Tarih boyunca erkeklik, gücü, iktidarı ve güveni temsil etmiştir. Türkçede adam sözü genel anlamda insanı betimler. Bilim adamı, din adamı, devlet adamı, tek adam, mağara adamı, iş adamı, halk adamı, adam gibi adam, adam olmak, adam etmek, adamdan saymak, işin adamı, adam seçmek, adam sanmak, adam yerine koymak, adamına göre muamele, adamakıllı derken hep insan kastedilir aslında, sadece erkek değil. Ama bilinçaltımızda yatan erkekliktir. Kardan adam derken bile bilincimizin derinliklerinden erkek figürü çıkar.
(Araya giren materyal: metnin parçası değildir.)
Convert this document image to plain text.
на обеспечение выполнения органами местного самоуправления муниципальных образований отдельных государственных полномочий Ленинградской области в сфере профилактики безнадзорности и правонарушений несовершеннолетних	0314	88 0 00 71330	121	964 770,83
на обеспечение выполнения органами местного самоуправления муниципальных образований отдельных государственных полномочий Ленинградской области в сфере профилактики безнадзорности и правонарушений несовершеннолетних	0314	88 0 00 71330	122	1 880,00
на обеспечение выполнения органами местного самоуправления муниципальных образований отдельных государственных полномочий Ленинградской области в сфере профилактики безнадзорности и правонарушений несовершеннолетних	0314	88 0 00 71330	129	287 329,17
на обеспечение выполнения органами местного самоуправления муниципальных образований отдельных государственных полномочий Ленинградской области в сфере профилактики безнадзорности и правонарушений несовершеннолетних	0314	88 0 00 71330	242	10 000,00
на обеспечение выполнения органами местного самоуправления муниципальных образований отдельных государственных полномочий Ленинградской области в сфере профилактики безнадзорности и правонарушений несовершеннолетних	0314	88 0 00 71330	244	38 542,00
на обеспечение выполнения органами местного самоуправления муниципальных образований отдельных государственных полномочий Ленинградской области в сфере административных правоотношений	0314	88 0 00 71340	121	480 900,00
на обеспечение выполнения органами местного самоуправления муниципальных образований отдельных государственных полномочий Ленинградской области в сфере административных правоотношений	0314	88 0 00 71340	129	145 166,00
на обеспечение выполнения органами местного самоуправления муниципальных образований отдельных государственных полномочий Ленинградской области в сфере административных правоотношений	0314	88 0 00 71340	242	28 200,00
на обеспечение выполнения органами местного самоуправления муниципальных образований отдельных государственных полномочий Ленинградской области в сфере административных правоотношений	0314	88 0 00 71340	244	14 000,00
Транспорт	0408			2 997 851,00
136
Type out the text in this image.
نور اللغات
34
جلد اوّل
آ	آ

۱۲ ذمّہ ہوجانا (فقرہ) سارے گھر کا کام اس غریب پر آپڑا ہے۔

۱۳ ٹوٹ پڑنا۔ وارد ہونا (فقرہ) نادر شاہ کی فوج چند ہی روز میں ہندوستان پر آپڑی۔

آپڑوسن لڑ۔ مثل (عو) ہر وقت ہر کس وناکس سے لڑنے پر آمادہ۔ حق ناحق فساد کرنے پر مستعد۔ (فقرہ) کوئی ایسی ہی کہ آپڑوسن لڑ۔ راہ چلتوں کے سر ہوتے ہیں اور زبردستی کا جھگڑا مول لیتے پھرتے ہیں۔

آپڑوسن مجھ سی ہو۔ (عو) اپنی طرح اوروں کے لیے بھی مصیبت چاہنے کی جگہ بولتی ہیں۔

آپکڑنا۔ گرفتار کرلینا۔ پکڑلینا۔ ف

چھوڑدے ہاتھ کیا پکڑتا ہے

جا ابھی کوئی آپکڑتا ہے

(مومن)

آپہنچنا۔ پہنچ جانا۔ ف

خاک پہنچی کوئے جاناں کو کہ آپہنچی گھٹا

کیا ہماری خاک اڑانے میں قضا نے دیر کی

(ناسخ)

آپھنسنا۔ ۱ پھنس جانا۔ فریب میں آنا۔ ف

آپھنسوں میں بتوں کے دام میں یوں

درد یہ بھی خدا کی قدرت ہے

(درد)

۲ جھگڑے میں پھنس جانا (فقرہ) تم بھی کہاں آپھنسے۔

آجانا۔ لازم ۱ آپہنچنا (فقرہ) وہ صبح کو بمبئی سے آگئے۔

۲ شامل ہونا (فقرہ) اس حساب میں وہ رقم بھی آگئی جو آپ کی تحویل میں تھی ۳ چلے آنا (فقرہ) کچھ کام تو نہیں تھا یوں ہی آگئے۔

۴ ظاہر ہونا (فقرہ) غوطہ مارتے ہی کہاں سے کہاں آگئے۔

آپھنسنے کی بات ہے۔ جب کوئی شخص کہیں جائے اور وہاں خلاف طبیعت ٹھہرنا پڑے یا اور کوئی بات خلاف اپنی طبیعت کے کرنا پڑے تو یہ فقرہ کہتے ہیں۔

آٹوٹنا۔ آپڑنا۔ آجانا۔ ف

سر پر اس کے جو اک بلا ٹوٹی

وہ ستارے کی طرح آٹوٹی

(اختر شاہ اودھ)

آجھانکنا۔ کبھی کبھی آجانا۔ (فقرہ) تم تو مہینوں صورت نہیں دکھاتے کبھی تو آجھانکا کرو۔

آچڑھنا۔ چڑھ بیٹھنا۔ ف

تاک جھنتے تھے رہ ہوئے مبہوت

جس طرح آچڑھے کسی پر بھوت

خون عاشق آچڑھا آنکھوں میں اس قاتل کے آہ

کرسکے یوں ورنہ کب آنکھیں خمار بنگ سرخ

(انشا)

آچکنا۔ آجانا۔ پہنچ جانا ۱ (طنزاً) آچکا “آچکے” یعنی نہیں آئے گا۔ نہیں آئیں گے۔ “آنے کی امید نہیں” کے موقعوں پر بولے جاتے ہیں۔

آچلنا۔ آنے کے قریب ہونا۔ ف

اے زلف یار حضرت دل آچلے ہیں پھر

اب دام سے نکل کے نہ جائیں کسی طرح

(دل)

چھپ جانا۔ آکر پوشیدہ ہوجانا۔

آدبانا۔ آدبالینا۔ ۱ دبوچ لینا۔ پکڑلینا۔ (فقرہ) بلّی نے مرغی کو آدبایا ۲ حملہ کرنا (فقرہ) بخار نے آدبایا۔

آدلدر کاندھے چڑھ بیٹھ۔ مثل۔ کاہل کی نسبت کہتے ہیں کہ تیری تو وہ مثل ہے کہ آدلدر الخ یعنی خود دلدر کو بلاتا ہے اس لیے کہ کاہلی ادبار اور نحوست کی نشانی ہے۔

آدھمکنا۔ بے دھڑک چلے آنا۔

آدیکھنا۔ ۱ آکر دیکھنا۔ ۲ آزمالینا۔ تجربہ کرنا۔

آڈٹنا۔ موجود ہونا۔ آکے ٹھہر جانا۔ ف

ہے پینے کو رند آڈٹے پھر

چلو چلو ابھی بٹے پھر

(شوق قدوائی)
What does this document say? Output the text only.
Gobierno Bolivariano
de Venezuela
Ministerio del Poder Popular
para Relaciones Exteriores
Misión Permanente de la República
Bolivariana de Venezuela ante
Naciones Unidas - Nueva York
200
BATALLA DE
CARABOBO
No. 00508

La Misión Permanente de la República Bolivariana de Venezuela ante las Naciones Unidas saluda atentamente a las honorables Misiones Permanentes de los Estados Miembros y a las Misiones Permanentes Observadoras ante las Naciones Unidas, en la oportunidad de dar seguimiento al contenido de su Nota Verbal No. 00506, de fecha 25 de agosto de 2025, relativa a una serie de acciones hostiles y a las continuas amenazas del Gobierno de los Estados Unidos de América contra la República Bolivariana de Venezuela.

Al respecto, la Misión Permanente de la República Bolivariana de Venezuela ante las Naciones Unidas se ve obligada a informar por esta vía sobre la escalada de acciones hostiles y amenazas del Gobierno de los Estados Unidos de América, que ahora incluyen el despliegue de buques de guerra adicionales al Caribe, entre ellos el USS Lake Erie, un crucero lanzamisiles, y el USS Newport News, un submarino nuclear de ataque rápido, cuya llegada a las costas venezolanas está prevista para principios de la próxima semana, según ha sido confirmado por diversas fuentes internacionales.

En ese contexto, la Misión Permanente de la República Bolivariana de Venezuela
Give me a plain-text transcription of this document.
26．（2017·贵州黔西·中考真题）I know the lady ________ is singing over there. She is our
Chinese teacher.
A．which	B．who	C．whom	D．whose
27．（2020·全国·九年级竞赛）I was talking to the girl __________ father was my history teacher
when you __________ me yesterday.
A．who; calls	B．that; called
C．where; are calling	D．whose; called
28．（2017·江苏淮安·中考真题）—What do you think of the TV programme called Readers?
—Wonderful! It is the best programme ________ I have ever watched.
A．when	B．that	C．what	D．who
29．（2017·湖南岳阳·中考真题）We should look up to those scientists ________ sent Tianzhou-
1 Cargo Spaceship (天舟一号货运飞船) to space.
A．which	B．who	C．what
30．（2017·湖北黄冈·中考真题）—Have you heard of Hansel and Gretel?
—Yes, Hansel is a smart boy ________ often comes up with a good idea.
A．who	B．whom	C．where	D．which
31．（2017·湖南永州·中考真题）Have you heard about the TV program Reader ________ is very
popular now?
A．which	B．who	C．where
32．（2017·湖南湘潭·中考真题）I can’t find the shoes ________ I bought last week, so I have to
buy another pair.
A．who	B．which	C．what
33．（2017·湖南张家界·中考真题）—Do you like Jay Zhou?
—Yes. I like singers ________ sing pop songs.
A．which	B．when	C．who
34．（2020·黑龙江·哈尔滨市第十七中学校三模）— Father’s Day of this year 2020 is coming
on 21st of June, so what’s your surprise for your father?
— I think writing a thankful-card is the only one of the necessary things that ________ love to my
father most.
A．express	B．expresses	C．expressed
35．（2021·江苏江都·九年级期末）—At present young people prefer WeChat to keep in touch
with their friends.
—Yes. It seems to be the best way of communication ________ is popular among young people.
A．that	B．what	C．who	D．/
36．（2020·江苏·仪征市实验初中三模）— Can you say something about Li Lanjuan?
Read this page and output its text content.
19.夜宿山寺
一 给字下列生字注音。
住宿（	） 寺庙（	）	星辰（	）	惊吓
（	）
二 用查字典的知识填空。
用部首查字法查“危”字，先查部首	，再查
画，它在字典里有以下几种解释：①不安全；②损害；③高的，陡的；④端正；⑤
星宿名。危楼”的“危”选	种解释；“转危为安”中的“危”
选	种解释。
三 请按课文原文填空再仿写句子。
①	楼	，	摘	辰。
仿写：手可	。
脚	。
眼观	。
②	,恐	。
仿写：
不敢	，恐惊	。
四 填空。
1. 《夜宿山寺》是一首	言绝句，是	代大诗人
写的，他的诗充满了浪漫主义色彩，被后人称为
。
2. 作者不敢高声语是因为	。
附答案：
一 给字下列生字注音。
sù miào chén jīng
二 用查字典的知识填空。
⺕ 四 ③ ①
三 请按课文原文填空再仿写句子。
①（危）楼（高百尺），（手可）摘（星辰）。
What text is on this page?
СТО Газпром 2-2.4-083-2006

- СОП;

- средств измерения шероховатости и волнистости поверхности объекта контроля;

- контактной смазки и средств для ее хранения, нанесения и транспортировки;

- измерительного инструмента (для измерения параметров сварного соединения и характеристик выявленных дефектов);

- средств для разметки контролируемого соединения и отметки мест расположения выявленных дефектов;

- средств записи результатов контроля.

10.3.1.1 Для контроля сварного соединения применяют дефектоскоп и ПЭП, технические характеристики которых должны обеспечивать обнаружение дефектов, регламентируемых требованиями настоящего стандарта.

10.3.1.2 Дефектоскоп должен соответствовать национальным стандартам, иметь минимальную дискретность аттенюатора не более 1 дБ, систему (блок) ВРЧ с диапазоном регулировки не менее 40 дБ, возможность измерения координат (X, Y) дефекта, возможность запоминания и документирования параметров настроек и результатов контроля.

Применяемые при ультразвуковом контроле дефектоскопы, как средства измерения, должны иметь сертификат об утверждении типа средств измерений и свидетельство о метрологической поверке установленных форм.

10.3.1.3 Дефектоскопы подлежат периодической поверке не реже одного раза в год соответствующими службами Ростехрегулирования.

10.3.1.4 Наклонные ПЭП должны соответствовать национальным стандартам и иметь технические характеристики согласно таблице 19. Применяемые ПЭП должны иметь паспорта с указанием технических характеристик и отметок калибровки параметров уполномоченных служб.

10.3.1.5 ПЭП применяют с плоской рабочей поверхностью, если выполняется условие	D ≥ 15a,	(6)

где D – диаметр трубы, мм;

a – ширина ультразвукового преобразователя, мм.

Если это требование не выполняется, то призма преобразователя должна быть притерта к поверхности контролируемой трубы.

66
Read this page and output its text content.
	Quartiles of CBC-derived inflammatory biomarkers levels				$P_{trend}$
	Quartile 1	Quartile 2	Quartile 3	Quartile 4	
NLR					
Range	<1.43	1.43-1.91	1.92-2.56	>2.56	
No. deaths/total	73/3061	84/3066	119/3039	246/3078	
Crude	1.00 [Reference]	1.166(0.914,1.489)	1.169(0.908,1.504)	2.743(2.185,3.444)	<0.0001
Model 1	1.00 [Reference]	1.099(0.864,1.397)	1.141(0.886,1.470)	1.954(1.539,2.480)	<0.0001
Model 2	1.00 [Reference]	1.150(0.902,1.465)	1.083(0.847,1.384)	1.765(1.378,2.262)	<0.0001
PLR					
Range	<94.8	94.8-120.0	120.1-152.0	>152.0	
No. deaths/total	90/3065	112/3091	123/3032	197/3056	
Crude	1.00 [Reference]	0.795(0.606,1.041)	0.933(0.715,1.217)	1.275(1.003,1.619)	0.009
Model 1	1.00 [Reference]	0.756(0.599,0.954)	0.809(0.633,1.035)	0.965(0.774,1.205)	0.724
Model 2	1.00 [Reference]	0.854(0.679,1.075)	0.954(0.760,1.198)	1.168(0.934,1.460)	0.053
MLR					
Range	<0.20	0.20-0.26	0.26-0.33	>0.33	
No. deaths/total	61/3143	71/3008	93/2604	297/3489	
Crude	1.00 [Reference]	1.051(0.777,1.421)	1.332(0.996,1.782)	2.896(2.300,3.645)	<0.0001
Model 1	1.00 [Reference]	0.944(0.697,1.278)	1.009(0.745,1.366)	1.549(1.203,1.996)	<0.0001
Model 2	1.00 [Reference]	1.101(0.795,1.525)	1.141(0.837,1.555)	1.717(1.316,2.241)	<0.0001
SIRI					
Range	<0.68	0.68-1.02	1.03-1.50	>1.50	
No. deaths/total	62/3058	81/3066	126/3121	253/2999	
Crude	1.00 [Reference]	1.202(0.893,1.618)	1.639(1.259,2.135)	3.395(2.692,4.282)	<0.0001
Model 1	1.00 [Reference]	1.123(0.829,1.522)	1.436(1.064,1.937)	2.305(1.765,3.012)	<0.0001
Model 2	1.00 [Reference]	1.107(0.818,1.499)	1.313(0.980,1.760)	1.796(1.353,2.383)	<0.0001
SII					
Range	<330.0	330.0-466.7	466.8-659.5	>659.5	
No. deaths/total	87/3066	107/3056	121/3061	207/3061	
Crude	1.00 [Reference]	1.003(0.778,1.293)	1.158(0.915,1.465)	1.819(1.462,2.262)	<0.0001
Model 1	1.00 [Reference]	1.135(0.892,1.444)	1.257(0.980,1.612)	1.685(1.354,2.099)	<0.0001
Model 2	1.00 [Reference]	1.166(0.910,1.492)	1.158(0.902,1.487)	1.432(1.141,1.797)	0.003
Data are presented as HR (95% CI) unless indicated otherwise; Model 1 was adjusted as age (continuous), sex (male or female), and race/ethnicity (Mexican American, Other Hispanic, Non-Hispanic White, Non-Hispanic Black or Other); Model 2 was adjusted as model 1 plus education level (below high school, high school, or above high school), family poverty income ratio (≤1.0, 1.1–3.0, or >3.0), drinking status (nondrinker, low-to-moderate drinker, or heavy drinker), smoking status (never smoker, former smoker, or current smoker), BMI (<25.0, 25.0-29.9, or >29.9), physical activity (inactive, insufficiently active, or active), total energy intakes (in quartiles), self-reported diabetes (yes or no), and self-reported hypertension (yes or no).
Bu yalnız Türkçede böyle değil. Pek çok dilde aynı durum vardır. İngilizcede insanlık tarihine history of mankind denir. Man sözü burada insanı betimler ama kökü erkektir. Dilimizde de insanoğlu sözü vardır. Eril anlam içerir. Latince kökenli human sözü de kök olarak “of man”, insana ait, erkeğe ait anlamını içerir. “Mankind” yerine “humanity” deseniz de eril anlamdan uzaklaşmazsınız. Hümanizm derken bile aslında istemeden bir insan ayrımı yaparsınız.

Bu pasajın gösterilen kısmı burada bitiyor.